Es kommt deshalb nicht darauf an, dass der Erwerber im Streitfall die geschuldete Gegenleistung am 13.12.2002 erbracht und damit seine Verpflichtung aus der Aktionärsvereinbarung vollständig erfüllt hat. Zwar trifft es zu, dass es insofern nicht zu einer vertraglichen Leistungsstörung gekommen ist, denn die Vertragsparteien hatten insoweit auf eine Anpassung der Gegenleistung verzichtet und dem Kläger einseitig das Kursrisiko zugewiesen. Das ändert jedoch nichts daran, dass der Kläger aus dem Vertrag letztlich weniger erhalten hat, als er bei Abschluss des Vertrags annehmen durfte. Aus seiner Sicht unterscheidet sich das Ergebnis deshalb nicht wesentlich von dem, dass ein Teil der Kaufpreisforderung endgültig ausfällt oder eine vereinbarte Teilleistung dauerhaft nicht erbracht wird. Lediglich der Grund für die Einbuße ist ein anderer. Darauf sollte es aber nach der Rechtsprechung des Großen Senats des BFH gerade nicht ankommen.

 

 

22

Darin liegt keine unzulässige Durchbrechung des Grundsatzes, wonach es für die Bewertung auf den Zeitpunkt der Entstehung des Veräußerungsgewinns ankommt (so aber FG München in EFG 2008, 1611 = SIS 08 36 88).
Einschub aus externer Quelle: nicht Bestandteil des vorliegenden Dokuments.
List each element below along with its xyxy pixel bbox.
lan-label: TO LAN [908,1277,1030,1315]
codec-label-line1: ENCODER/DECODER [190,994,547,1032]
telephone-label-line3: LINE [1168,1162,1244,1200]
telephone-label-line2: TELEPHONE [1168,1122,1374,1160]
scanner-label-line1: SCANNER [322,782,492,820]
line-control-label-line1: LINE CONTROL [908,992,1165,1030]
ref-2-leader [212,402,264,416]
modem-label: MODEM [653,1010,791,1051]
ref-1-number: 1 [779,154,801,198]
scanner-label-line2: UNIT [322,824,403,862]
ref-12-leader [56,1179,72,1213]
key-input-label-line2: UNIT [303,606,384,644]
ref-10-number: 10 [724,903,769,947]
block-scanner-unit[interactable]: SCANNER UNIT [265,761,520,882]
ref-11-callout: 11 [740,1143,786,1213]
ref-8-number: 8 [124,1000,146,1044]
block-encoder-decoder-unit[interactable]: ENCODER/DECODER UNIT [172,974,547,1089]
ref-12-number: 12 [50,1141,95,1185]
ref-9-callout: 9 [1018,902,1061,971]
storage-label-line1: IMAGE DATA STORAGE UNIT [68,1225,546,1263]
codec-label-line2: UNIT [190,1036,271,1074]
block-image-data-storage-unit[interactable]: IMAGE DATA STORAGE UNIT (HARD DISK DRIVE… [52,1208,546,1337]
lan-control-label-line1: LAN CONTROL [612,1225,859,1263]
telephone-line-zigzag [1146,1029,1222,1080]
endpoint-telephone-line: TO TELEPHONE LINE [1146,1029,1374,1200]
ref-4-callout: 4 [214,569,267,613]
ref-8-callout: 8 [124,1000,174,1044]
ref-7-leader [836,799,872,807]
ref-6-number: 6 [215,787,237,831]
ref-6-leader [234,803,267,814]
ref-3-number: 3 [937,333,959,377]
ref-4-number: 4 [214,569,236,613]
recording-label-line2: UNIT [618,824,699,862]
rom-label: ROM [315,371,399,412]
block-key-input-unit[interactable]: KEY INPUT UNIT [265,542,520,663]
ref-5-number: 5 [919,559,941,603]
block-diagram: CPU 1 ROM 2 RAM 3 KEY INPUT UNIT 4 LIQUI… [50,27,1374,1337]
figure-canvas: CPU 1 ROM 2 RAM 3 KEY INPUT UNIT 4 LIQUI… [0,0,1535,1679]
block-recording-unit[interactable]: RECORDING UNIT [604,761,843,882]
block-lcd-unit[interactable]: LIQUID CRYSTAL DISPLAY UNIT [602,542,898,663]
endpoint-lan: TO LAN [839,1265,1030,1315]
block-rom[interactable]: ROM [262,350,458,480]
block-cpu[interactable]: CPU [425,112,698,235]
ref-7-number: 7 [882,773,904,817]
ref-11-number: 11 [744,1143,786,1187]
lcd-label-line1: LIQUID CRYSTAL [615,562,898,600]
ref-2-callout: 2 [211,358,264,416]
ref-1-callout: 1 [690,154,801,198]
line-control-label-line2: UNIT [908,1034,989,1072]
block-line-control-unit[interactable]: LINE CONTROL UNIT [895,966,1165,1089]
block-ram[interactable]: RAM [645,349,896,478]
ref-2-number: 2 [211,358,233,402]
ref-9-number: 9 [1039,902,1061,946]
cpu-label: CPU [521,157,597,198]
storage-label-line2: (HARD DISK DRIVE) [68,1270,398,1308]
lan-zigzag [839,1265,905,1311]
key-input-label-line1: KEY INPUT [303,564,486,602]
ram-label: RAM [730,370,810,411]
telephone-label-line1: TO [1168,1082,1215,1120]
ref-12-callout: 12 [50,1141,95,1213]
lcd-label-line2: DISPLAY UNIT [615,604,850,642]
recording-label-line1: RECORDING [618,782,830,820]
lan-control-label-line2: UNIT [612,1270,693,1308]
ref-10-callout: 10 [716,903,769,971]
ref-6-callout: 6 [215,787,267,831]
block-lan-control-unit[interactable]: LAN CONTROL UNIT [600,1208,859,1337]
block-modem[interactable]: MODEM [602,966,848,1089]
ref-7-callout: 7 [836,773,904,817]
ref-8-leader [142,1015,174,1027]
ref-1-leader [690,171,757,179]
Nach der Rechtsprechung des Großen Senats des BFH gilt das Realisationsprinzip bei der Ermittlung eines Veräußerungsgewinns uneingeschränkt nur für den Zeitpunkt der Entstehung des Gewinns. Für die Höhe des tatsächlich erzielten Erlöses kommt es dagegen auf den Zeitpunkt der Erfüllung (Zufluss) an. § 16 Abs. 2 EStG (und § 17 Abs. 2 EStG) gehen insofern als speziellere Vorschriften dem Realisationsgrundsatz vor (vgl. Beschluss des Großen Senats des BFH in BFHE 172, 66, BStBl II 1993, 897 = SIS 93 23 33).

 

 

23

dd) Verändert sich der Wert der Gegenleistung nach vollständiger Erfüllung der Gegenleistungspflicht, beeinflusst dies die Höhe des Veräußerungspreises nicht mehr. Vereinbarungen, durch welche eine bereits erfüllte Gegenleistung noch einmal geändert wird, wirken nach der Rechtsprechung nur dann auf den Zeitpunkt der Entstehung des Veräußerungsgewinns zurück, wenn der Rechtsgrund für die spätere Änderung im ursprünglichen Rechtsgeschäft bereits angelegt war (vgl. BFH-Urteile vom 19.8.2003 VIII R 67/02, BFHE 203, 309, BStBl II 2004, 107 = SIS 03 51 63; vom 14.6.2005 VIII R 14/04, BFHE 210, 278, BStBl II 2006, 15 = SIS 05 44 61; in BFHE 237, 234, BStBl II 2012, 675 = SIS 12 17 05). Eine derartige Einschränkung sieht die Rechtsprechung für tatsächliche oder rechtliche Veränderungen, die vor Erfüllung des Anspruchs auf die Gegenleistung eintreten, jedoch nicht vor.

 

 

24

3. Das FG ist von anderen Rechtsgrundsätzen ausgegangen. Sein Urteil ist deshalb aufzuheben. Die Sache ist spruchreif. Das FG hat mit bindender Wirkung (§ 118 Abs. 2 FGO) festgestellt, dass die jungen U-Aktien am Tag der Einbuchung in das Depot des Klägers mit 2,20 EUR je Aktie zu bewerten waren. Darüber besteht zwischen den Beteiligten kein Streit; der Senat sieht auch keine Veranlassung, diese Feststellung, die für die Entscheidung des FG nicht tragend war, in Zweifel zu ziehen. Danach kann der Senat in der Sache selbst entscheiden. Die Klage ist begründet.

 

 

25

4. Die Kostenentscheidung beruht auf § 135 Abs. 1 FGO.